O organizador talvez agora me atribua má-fé. Ele, então, não trouxe a Paris o Mamulengo, o Maracatu, o Candomblé e a Umbanda? Sim, no Grand Palaisestão os rituais do nosso povo. Só que entre eles não se pode estabelecer qualquer nexo. Não porque não exista, claro, e, sim, porque seria preciso dizer de que modo, através dessas manifestações, a identidade se realiza, quais os procedimentos característicos da chamada cultura popular. Ou tratar-se-ia para o organizador de uma cultura que não produz a nossa identidade? Tão exótica da perspectiva daquele quanto do estrangeiro?

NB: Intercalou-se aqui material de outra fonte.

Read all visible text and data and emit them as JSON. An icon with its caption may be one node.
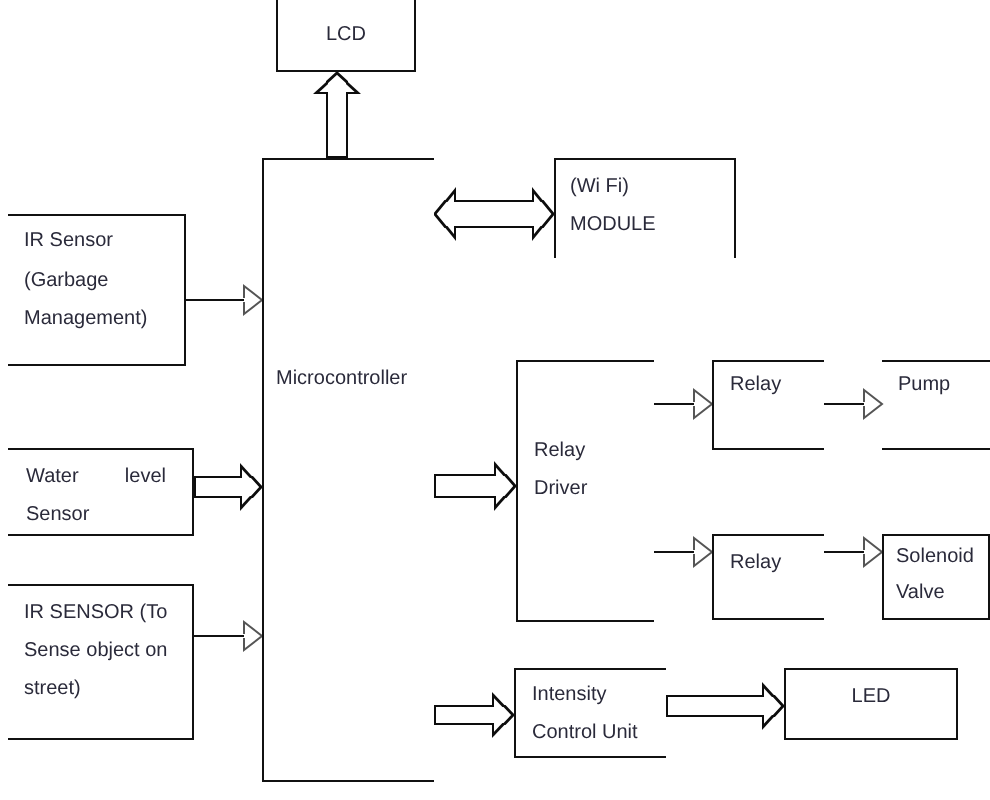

Tendo a ininteligibilidade como norma e a monotonia como efeito, a mostra continua e, na sala seguinte, vemos uma creche de Manoel Graciano Cardoso, um chapéu de folião, um conjunto de rock de Maria do Barro Cru, um bumba meu boi e o mestre Vitalino. De novo a mesma questão. Por que as peças estão assim reunidas? Por que Maria do Barro Cru ao lado do bumba meu boi? Por serem as cabeças dos músicos evocativas das de um boi? A sequência aleatória da mostra transforma-se em nonsense, autorizando qualquer associação. Já vencida pela desorganização, vejo, na passagem para a penúltima sala, uma figura que o painel diz ser a do Eremita, um boi vestido de homem que, numa das mãos segura uma espiga de milho, na outra um cajado, como se hesitasse entre plantar ou andar, ficar ou partir. Identifico-me com ele, perguntando-me se insisto ou desisto. Mas sou persistente.

Penúltima sala. No canto, um grupo em que vejo um robô, uma baiana e um astronauta, mas só depois, pela serpentina no chão, percebo tratar-se de fantasias da Mocidade Independente. Pobre Carnaval carioca, que foi capaz de dançar o samba até no espaço astral, exibir, insistindo no que somos, uma irrefutável competência. A mostra conseguiu fazer dele expressão marginal, tratou-o aliás como a Umbanda ou o Candomblé, como fato folclórico, no sentido pejorativo do termo, e que logo poderia ser dicionarizado pelo Aurélio: pitoresco, mas sem importância.

À sua revelia, o povo brasileiro folclorizou-se no Grand Palais.